Check out the following repos for more complex examples using this template:

- [Stock Charts](https://github.com/nareshbhatia/stock-charts)
- [Manage My Money](https://github.com/nareshbhatia/manage-my-money)
- [GraphQL Bookstore](https://github.com/nareshbhatia/graphql-bookstore)

## Getting Started

Make sure your development machine is set up for building React apps. See the
recommended setup procedure [here](./dev-machine-setup.md).

Now execute the following commands to build and run the template.

```bash
$ yarn
$ yarn start
```

Now point your browser to http://localhost:3000/.

## Folder Structure

This example follows best practices adopted by popular React projects including
Material-UI.

```
/src
/components
/contexts
/features
/models
/services
/utils
```

- `components:` This is where we keep components that are reused across
application features. Components are arranged in sub-folders - one or more
tightly related components per sub-folder.

- `contexts:` This folder contains the React contexts we need for our app.

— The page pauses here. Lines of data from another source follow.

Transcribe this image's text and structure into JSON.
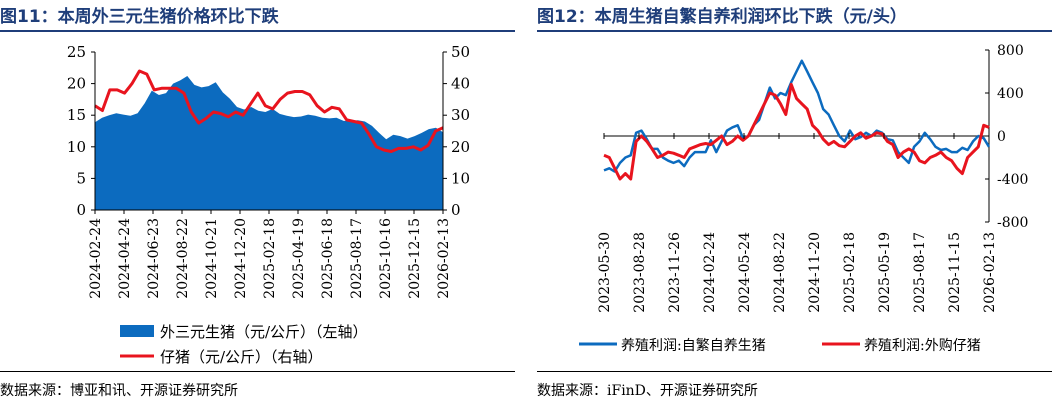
{
  "charts": [
    {
      "title": "图11：本周外三元生猪价格环比下跌",
      "source": "数据来源：博亚和讯、开源证券研究所"
    },
    {
      "title": "图12：本周生猪自繁自养利润环比下跌（元/头）",
      "source": "数据来源：iFinD、开源证券研究所"
    }
  ],
  "chart_data": [
    {
      "type": "area",
      "title": "图11：本周外三元生猪价格环比下跌",
      "x_ticks": [
        "2024-02-24",
        "2024-04-24",
        "2024-06-23",
        "2024-08-22",
        "2024-10-21",
        "2024-12-20",
        "2025-02-18",
        "2025-04-19",
        "2025-06-18",
        "2025-08-17",
        "2025-10-16",
        "2025-12-15",
        "2026-02-13"
      ],
      "y_left": {
        "ticks": [
          "0",
          "5",
          "10",
          "15",
          "20",
          "25"
        ],
        "lim": [
          0,
          25
        ]
      },
      "y_right": {
        "ticks": [
          "0",
          "10",
          "20",
          "30",
          "40",
          "50"
        ],
        "lim": [
          0,
          50
        ]
      },
      "legend_position": "bottom",
      "series": [
        {
          "name": "外三元生猪（元/公斤）（左轴）",
          "kind": "area",
          "axis": "left",
          "color": "#0c6bbf",
          "values": [
            13.9,
            14.6,
            15.0,
            15.3,
            15.1,
            14.9,
            15.3,
            16.9,
            18.9,
            18.2,
            18.5,
            20.0,
            20.5,
            21.2,
            19.8,
            19.4,
            19.6,
            20.2,
            18.6,
            17.6,
            16.3,
            15.9,
            16.3,
            15.7,
            15.5,
            16.0,
            15.2,
            14.9,
            14.7,
            14.8,
            15.1,
            14.9,
            14.6,
            14.5,
            14.6,
            14.1,
            14.1,
            14.2,
            14.0,
            13.3,
            12.2,
            11.2,
            11.9,
            11.7,
            11.3,
            11.7,
            12.2,
            12.8,
            13.0,
            12.3
          ]
        },
        {
          "name": "仔猪（元/公斤）（右轴）",
          "kind": "line",
          "axis": "right",
          "color": "#e8141e",
          "values": [
            33,
            31.5,
            38,
            38,
            37,
            40,
            44,
            43,
            38,
            38.5,
            38.5,
            38.5,
            37,
            31,
            27.5,
            29,
            31,
            30.5,
            29.5,
            31,
            30,
            33.5,
            37,
            33,
            32,
            35,
            37,
            37.5,
            37.5,
            36.5,
            33,
            31,
            32.5,
            32,
            28.5,
            28,
            27.5,
            24,
            20,
            19,
            18.5,
            19.5,
            19.5,
            20,
            19,
            20.5,
            25,
            26
          ]
        }
      ]
    },
    {
      "type": "line",
      "title": "图12：本周生猪自繁自养利润环比下跌（元/头）",
      "x_ticks": [
        "2023-05-30",
        "2023-08-28",
        "2023-11-26",
        "2024-02-24",
        "2024-05-24",
        "2024-08-22",
        "2024-11-20",
        "2025-02-18",
        "2025-05-19",
        "2025-08-17",
        "2025-11-15",
        "2026-02-13"
      ],
      "y": {
        "ticks": [
          "800",
          "400",
          "0",
          "-400",
          "-800"
        ],
        "lim": [
          -800,
          800
        ]
      },
      "legend_position": "bottom",
      "series": [
        {
          "name": "养殖利润:自繁自养生猪",
          "color": "#0c6bbf",
          "values": [
            -320,
            -300,
            -330,
            -250,
            -200,
            -180,
            30,
            50,
            -30,
            -120,
            -120,
            -200,
            -230,
            -250,
            -230,
            -280,
            -200,
            -150,
            -150,
            -150,
            -40,
            -150,
            -50,
            50,
            80,
            100,
            -20,
            0,
            100,
            150,
            300,
            450,
            350,
            400,
            380,
            500,
            600,
            700,
            600,
            500,
            400,
            250,
            200,
            100,
            0,
            -50,
            50,
            -30,
            -10,
            30,
            0,
            50,
            30,
            -30,
            -40,
            -150,
            -200,
            -250,
            -100,
            -50,
            30,
            -30,
            -100,
            -130,
            -120,
            -150,
            -150,
            -110,
            -130,
            -50,
            0,
            -20,
            -100
          ]
        },
        {
          "name": "养殖利润:外购仔猪",
          "color": "#e8141e",
          "values": [
            -180,
            -200,
            -300,
            -400,
            -350,
            -400,
            -50,
            0,
            -50,
            -120,
            -200,
            -180,
            -150,
            -160,
            -180,
            -200,
            -120,
            -100,
            -80,
            -70,
            -80,
            -40,
            0,
            -80,
            -50,
            0,
            -40,
            0,
            100,
            200,
            300,
            400,
            380,
            300,
            200,
            480,
            350,
            300,
            250,
            100,
            50,
            -30,
            -80,
            -50,
            -90,
            -100,
            -50,
            0,
            30,
            -20,
            0,
            30,
            20,
            -50,
            -80,
            -200,
            -150,
            -120,
            -150,
            -230,
            -250,
            -200,
            -180,
            -150,
            -200,
            -230,
            -300,
            -350,
            -200,
            -150,
            -100,
            100,
            80
          ]
        }
      ]
    }
  ],
  "legends": [
    [
      "外三元生猪（元/公斤）（左轴）",
      "仔猪（元/公斤）（右轴）"
    ],
    [
      "养殖利润:自繁自养生猪",
      "养殖利润:外购仔猪"
    ]
  ]
}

- `features:` Contains domain-specific features of the app - one folder per
feature. Feature is an abstract concept which could map to a reasonable
level of granularity for your application. For example, feature could map to
a page, a group of pages or a tab on your app. The feature folder can hold
multiple components that are tightly related to the feature and are not
reusable across features. Keep the folder structure flat as long as
possible. Consider creating sub-folders when the folder reaches seven or
more files.

- `models`: This is where we keep the application's domain entities, value
objects, interfaces and types. Please refer to
[Domain-Driven Design](https://archfirst.org/domain-driven-design/) to
understand the meaning of these terms.

- `services:` Contains functionality to access the outside world. This could
be services for accessing REST or GraphQL APIs, listeners for WebSockets,
access to data stores etc. This layer is also known as the `adapter` layer
in the
[Hexagonal Architecture](http://alistair.cockburn.us/Hexagonal+architecture)
or the
[Onion Architecture](http://jeffreypalermo.com/blog/the-onion-architecture-part-1/).

- `utils:` - contains general purpose utilities such as date/time utilities
and number parsing & formatting utilities.

When reviewing the above folder structure, note how we control the items exposed
by a folder. Each folder has an `index.ts` file which exports only what is
needed by external consumers - nothing more, nothing less! If everything needs
to be exported, we simply use `export * from './xyz';` - instead of repeating
each item individually. This makes it easier to manage the index files.